Teil I - Riley 1

„Miiiiles! Komm schon! Sag ja. Bitte!" Ich zog den Namen meines Bruders in die Länge wie Kaugummi, setzte meinen Dackelwelpenhundeblick auf, doch er blieb eisenhart und starrte auf die zerfledderte Ausgabe einer modernen Version von Romeo und Julia, die er bereits auswendig kannte. Um seine Aufmerksamkeit zu bekommen, bohrte ich meinen Zeigefinger zwischen seine Rippen. Eine Taktik, die seit Jahren funktionierte. Auch heute. Miles klappte das Buch zu und musterte mich streng.

„Riley, du wurdest eingeladen. Nicht ich. Niemand will Miles, den Nerd, auf einer Party sehen. Schon gar nicht Stacey! Sie hasst mich!", belehrte er mich.

„Nein, sie hasst dich nicht.
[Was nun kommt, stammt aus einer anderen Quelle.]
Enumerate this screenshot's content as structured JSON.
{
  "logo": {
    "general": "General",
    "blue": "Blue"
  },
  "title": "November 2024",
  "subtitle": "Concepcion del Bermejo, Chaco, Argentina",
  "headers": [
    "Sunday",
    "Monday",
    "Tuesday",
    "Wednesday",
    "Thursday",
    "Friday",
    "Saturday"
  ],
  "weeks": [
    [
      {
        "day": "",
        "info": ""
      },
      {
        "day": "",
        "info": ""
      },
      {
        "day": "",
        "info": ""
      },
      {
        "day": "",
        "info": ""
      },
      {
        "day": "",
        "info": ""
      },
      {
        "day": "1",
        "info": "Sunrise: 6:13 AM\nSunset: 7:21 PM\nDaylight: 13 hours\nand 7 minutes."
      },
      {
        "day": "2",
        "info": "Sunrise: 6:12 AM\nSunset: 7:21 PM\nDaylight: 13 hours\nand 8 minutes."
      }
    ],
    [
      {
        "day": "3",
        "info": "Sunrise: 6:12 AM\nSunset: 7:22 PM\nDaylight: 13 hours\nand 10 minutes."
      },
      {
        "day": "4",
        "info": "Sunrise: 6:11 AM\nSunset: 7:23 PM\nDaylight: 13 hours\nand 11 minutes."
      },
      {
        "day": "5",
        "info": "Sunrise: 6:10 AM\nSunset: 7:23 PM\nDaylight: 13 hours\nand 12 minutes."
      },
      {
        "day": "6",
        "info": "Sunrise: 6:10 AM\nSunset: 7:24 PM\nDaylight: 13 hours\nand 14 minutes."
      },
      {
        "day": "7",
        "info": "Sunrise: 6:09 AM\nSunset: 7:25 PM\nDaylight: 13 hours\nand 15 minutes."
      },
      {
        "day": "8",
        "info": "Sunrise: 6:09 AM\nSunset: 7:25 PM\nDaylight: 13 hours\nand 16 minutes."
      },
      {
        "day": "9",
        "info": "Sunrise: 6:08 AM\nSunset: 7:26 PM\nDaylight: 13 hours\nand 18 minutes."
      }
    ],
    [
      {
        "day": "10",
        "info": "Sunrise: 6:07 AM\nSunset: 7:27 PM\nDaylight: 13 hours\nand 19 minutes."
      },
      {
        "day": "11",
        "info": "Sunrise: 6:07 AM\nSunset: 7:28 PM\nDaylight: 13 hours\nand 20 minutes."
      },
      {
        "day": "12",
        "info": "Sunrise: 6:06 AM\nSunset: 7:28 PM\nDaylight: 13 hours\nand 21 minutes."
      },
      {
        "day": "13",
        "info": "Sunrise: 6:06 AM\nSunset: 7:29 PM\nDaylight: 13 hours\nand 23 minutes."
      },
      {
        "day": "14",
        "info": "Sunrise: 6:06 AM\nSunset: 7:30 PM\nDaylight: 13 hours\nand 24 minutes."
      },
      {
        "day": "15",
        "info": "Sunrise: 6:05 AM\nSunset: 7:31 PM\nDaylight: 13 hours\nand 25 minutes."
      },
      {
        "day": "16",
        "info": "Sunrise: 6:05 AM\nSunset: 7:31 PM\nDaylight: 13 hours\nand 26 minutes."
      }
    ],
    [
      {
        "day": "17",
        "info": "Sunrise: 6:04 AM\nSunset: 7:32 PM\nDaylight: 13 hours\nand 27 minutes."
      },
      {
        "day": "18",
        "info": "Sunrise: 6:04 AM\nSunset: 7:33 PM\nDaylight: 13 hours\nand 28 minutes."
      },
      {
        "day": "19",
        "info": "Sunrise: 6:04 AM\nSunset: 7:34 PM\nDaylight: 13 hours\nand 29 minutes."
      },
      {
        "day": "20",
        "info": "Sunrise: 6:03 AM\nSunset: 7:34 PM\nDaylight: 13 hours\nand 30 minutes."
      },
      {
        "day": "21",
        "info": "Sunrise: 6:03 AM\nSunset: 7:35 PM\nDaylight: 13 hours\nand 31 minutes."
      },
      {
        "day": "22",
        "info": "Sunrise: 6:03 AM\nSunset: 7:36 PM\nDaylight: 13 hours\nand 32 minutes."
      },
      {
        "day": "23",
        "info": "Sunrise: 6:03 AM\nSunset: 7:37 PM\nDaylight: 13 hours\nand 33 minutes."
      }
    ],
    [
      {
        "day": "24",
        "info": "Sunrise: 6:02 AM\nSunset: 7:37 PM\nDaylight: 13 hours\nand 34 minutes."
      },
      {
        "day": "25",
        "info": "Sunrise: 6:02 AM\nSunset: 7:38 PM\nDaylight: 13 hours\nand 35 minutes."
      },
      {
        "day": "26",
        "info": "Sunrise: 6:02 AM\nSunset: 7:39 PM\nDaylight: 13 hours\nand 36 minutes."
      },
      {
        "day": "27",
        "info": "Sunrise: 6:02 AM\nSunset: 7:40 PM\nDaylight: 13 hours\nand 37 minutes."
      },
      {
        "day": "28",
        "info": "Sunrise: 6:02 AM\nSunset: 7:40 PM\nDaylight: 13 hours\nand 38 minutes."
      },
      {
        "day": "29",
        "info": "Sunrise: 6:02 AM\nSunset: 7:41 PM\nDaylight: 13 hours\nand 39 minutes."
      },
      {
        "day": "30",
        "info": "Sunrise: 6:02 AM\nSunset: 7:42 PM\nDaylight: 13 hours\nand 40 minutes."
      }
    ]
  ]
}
Sie hasst nur deinen Erfolg und deine guten Noten. Und es ist offensichtlich, dass dich jemand dabeihaben will!", belehrte ich meinen Bruder im Brustton der Überzeugung.

„So, wer denn?" Neugierig und voller Hoffnung sah er mich an.

„Na ich natürlich, du Vollpfosten!"

„Du zählst nicht. Du bist meine Schwester!", maulte er enttäuscht. „Und ohne mich darfst du nicht zu der Feier."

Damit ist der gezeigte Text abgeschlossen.